JJN: Why is there a conspiracy of silence? Precisely. I wish I knew. I went through what I’m sure would have been considered a very good English public school education at Eton. And I hardly knew what Byzantium was. I’m not sure that I knew whether it was Christian or Muslim. I’m not sure whether I don’t think I knew anything about it at all. And because nobody ever mentioned it all throughout my schooling. And I think I was not alone in this. I mean, people just didn’t. It was never taken seriously by English educationists.
VD: Constantine’s decision to move his capital from Rome to Byzantium was one of the more monumental decisions in history.
JJN: Yes, it tends to distract the reader, as if Obama had suddenly decided to move the US Capitol from Washington, DC to Mexico City.
VD: What was behind Constantine’s decision to establish a new capital? And why did the eastern half of the Empire survive so much longer than the Western one did?
JJN: Well, the capital had really, to all intents and purposes already left Rome. I mean, what happened already in this, in the second century? The second century AD, the whole focus of political and cultural activity, is moving to the east, is moving east from Rome, to the eastern Mediterranean. I mean, if you read the Acts of the Apostles, or if, if you read any of that stuff, I mean, it is it is in Asia Minor on the eastern Mediterranean, that everything is happening. Rome has become a backwater, it’s too far away. By this time. The Empire’s principal enemy is Persia, Rome to Persia. I mean, it’s, I don’t know, three or four months probably travel. And it was no it was absolutely necessary to move the capitol to where all the action was. Diocletian did it first. I mean, he, he decided to divide the imprint of the empire into four. And each one had a what he called a Tetrarch. But all four of them were in the east. None of them are in Rome, even then. So when Constantine decided in 332, to move to move the Capitol, it wasn’t a terribly new or revolutionary idea at all. I mean, he was really doing what had already happened. He was just choosing a new a new place. You know, I mean, Nicomedia. Antioquia was three or four other places, which had been tried out and they were very successful. So he just found this new place. which was superbly in a superb defensive position, and said, right, this is it, this is going to be in future capital. Apart from that we’re exactly the same Empire we’ve always been, where we’re Romans whether our empire is the empire of Adios, Nero and Hadrian and Trajan and all that lot. There’s no change, except that we’ve moved to a new capital.
VD: Why did the eastern half of the Empire survive so much longer than the Western one did?
JJN: Well, I mean, it’s survived.
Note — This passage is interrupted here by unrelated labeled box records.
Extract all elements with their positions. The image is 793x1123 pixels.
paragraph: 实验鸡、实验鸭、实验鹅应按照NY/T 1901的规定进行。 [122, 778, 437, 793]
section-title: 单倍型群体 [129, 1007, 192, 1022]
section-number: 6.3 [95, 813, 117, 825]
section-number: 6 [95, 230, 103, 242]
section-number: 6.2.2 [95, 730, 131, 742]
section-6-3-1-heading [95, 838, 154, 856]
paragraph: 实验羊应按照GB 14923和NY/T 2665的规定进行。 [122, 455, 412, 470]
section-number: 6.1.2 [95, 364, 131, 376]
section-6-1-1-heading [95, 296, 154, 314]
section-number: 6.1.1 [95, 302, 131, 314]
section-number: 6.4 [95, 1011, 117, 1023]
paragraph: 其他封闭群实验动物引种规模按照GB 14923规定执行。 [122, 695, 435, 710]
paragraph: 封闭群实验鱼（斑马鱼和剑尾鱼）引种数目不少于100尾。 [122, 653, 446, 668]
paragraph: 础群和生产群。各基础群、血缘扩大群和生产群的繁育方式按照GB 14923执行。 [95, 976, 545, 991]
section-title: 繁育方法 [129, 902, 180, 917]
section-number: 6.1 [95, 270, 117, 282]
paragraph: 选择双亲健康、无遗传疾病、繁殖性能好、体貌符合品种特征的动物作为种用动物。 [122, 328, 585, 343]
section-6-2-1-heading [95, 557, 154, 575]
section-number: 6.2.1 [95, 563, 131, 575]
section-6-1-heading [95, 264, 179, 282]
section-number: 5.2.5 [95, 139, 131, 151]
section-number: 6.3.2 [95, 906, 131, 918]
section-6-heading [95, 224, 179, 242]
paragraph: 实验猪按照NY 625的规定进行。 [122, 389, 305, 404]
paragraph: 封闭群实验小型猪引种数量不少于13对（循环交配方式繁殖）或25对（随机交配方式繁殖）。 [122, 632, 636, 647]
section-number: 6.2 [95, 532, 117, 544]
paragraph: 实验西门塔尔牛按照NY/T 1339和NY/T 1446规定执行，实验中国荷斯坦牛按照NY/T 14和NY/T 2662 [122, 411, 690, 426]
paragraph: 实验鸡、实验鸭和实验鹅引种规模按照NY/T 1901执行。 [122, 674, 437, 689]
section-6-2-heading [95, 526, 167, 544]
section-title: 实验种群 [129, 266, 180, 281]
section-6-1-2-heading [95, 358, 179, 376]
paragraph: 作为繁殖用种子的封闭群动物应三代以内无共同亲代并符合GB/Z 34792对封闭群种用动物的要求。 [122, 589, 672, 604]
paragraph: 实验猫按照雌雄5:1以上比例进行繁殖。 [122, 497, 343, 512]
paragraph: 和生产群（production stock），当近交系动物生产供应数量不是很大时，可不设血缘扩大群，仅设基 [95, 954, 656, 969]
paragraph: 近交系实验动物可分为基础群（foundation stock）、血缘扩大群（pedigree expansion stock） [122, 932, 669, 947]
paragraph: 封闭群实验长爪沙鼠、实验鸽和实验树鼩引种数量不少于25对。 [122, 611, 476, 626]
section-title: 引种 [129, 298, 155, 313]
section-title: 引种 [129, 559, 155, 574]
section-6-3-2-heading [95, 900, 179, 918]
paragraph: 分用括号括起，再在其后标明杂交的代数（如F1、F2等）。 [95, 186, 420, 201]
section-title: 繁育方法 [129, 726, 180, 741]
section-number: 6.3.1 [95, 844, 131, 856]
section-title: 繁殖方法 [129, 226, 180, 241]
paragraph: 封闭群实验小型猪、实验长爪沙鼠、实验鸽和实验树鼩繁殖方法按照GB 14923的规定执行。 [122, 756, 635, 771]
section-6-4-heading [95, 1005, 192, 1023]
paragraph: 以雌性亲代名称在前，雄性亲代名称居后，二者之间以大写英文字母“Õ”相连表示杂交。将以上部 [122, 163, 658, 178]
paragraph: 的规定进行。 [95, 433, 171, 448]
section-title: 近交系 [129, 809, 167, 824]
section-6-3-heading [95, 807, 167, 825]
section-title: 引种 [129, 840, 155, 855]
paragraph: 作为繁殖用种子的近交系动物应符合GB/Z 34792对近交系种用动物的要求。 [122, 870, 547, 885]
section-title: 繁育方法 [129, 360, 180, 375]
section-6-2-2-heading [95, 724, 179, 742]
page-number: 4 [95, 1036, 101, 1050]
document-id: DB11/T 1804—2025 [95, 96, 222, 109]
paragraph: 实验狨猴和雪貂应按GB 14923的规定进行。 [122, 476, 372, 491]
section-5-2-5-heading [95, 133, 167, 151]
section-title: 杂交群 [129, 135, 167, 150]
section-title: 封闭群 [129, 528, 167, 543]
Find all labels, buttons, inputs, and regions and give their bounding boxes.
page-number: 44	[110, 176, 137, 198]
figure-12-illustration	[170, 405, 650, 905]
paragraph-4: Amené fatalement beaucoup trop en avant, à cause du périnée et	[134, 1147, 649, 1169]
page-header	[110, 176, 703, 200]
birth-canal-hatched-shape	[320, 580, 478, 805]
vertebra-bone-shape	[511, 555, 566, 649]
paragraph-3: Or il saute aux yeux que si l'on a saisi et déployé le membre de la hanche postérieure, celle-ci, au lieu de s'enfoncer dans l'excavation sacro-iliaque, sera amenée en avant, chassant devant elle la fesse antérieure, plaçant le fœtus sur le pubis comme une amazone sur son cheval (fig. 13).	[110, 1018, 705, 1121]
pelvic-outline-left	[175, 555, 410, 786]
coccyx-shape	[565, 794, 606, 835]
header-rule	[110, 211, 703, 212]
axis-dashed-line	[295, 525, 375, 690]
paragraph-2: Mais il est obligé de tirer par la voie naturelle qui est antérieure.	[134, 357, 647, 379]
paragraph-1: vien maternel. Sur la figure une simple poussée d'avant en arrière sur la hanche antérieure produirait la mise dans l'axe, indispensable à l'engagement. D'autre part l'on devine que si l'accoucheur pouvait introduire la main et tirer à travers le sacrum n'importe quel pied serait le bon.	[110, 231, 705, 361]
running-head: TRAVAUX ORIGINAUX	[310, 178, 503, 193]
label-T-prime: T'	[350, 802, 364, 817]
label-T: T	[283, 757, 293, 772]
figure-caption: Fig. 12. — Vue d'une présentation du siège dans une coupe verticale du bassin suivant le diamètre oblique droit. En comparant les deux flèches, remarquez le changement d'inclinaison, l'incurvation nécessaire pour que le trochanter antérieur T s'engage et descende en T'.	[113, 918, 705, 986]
Very, very surprisingly, it remained. Except for 50 years in the 13th century, it remained undefeated, I mean, the Roman Empire continued under the new capital in Constantinople, and got incredibly powerful and is by far the richest, by far the most powerful state in the in the civilised world. Until two terrible things happen. One was the the surge of checks, the first wave of tax arrived, and defeated the Byzantine army. This was intense. And more or less flooded all over the whole of Asia Minor, which was where Byzantium got most of its food, and nearly all its manpower. And, and then, and then, that was the that was the first great disaster from which from which you’ve never recovered. And the second great disaster, of course, was the Fourth Crusade when the the Christian armies, who should have done everything they could to protect and defend and strengthen this last great outpost of Christianity in the east, turned against it and destroyed it, and left it a poor, pale shred of what it had been before, to the point where, although it lasted another 250 years, God knows how it did it. It really had completely lost its importance.